En 2014, il quitte le domicile familial et intègre Sciences Po Paris à Reims. Sur le campus, nationalités et cultures se mêlent les unes aux autres. “J’ai pu apprendre à me connaître dans un cadre bienveillant, ouvert. C’était libérateur de pouvoir aller au bout de ce cheminement personnel”, se rappelle Mathieu Azar. C’est l’année de son émancipation, l’année de son coming-out aussi. À ce moment-là, il considère son homosexualité comme un sujet personnel, quelque chose qu’il n’a encore pas envie d’extérioriser. 

New York : la ville pour être qui l’on est 

Après deux ans à Reims, il s’installe à New York pour aller étudier à Columbia, l’une des plus prestigieuses universités du monde. “Mais aussi, la première université à avoir participé à la création d’une association LGBT aux États-Unis”, précise-t-il. Un monde s’ouvre à lui. “À New York, on se balade librement peu importe son style, sa coiffure, son attitude, chacun peut être qui il est”, s’enthousiasme l’ex-étudiant. 

Très vite, il découvre à quel point le monde étudiant et le monde du travail sont liés. 

Il participe notamment à des événements mettant en relation des candidat.e.s LGBTQI+ et des entreprises engagées sur les sujets d’inclusion et de diversité. Grâce au Centre Carrière de Columbia, il a également pu bénéficier de conseils sur comment écrire son CV. “C’est important pour une personne LGBTQI+ de savoir si on peut décrire son engagement dans une association LGBTQI+ ou si on peut être ouvertement “out” sur son CV”, explique-t-il. 

En master, il retrouve la France et découvre HEC, le campus, les mentalités, le cadre isolé. “J’avais plus de mal à m’assumer publiquement, l’environnement ne le permettait pas tellement”, estime-t-il.
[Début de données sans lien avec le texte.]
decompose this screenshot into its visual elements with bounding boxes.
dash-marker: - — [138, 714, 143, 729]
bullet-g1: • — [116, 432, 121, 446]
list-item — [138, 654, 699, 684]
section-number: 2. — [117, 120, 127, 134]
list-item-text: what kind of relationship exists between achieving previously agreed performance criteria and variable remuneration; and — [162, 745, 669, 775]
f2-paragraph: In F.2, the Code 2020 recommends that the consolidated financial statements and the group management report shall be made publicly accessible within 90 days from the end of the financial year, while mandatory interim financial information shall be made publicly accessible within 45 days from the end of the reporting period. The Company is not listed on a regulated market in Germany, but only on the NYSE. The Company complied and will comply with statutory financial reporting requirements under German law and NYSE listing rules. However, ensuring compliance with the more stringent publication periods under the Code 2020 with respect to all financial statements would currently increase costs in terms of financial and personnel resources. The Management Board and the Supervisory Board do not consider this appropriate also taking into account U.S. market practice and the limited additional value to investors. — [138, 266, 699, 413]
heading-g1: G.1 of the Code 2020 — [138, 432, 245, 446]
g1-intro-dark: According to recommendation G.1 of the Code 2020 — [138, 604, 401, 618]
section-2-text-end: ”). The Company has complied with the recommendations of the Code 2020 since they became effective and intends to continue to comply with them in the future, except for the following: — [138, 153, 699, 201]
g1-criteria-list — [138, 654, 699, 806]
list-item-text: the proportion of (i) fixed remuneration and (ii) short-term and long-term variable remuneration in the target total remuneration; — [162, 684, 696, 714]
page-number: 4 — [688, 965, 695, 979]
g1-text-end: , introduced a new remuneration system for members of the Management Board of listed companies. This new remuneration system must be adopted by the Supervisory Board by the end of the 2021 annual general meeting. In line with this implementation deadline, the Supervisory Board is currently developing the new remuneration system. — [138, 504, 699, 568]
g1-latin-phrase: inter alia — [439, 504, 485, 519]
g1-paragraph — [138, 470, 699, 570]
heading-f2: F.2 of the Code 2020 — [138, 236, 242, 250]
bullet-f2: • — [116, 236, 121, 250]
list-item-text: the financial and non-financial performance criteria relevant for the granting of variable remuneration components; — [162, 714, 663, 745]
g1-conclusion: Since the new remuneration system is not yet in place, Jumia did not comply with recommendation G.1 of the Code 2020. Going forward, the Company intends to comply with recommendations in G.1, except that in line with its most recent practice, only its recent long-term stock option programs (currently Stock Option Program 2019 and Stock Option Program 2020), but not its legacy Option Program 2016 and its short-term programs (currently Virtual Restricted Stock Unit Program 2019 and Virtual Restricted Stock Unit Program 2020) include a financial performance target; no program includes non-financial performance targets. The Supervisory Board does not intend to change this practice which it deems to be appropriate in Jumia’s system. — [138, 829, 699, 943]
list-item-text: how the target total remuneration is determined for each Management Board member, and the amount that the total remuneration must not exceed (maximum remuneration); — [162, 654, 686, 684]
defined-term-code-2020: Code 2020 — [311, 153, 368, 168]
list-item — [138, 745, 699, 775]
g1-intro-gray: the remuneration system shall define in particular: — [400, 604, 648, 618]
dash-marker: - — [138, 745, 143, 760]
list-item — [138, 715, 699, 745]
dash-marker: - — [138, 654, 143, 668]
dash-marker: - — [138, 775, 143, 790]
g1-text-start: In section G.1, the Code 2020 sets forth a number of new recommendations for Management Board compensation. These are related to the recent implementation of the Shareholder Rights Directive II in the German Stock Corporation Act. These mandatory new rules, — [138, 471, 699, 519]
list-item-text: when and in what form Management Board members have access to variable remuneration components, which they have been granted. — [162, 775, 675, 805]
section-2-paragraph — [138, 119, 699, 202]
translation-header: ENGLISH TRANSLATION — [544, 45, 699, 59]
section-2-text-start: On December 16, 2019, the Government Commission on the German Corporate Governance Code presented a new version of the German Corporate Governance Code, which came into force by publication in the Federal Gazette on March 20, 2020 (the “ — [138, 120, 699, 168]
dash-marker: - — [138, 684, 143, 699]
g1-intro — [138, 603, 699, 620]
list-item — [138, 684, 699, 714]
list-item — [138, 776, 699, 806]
Et d’ajouter : “même si les choses ont évolué depuis, en soirée, ce n’était pas évident d’embrasser une personne du même genre”. 

L’orientation sexuelle, un non-sujet pour certaines entreprises

Pendant son parcours universitaire, il effectue plusieurs stages dans des entreprises, à l’époque, peu concernées par l’inclusion des diversités. “Dans ces organisations, l’orientation sexuelle n’était pas un sujet et aucune personne n’était chargée de ces questions”, rapporte Mathieu Azar. Précisons qu’à la fin des années 2010, les sujets de diversité et d’inclusion étaient particulièrement discutés dans les entreprises. Elles étaient alors incitées par le label diversité de l’AFNOR (Association française de normalisation) et la Charte d’Engagement LGBT+ de l’Autre Cercle à prendre des mesures. 

Pour s’intégrer, le jeune stagiaire préfère dissimuler son homosexualité à la majorité de ses collègues. “Et je n’étais pas seul dans cette situation. Beaucoup d’étudiant.e.s en stage dans des entreprises peu inclusives évitent de faire leur coming-out pour préserver leur avenir”, remarque-t-il. Et de compléter : “ On ne sait pas ce qui peut se passer, on ne connaît pas les codes, pas la culture, pas les employé.e.s”. 

Après ces expériences professionnelles, l’étudiant en dernière année de master ressent une urgence, celle de s’engager pour créer des ponts entre les associations étudiantes et les entreprises impliquées. Il rejoint le Caélif (collectif des associations LGBTQI+ d’Île-de-France) et avec une autre étudiante, ils créent le pôle corporate. “On a réalisé que beaucoup d’entreprises cherchaient à communiquer sur leurs valeurs LGBTQI+ sans que leurs initiatives soient perçues comme du pinkwashing”, décrit-il. Mathieu Azar s’est inspiré de ses observations aux États-Unis pour organiser des événements “emploi” pour que les entreprises partagent leurs bonnes pratiques, pour que les rôles modèles puissent témoigner des efforts mis en place, pour que les étudiant.e.s puissent challenger les responsables RH. 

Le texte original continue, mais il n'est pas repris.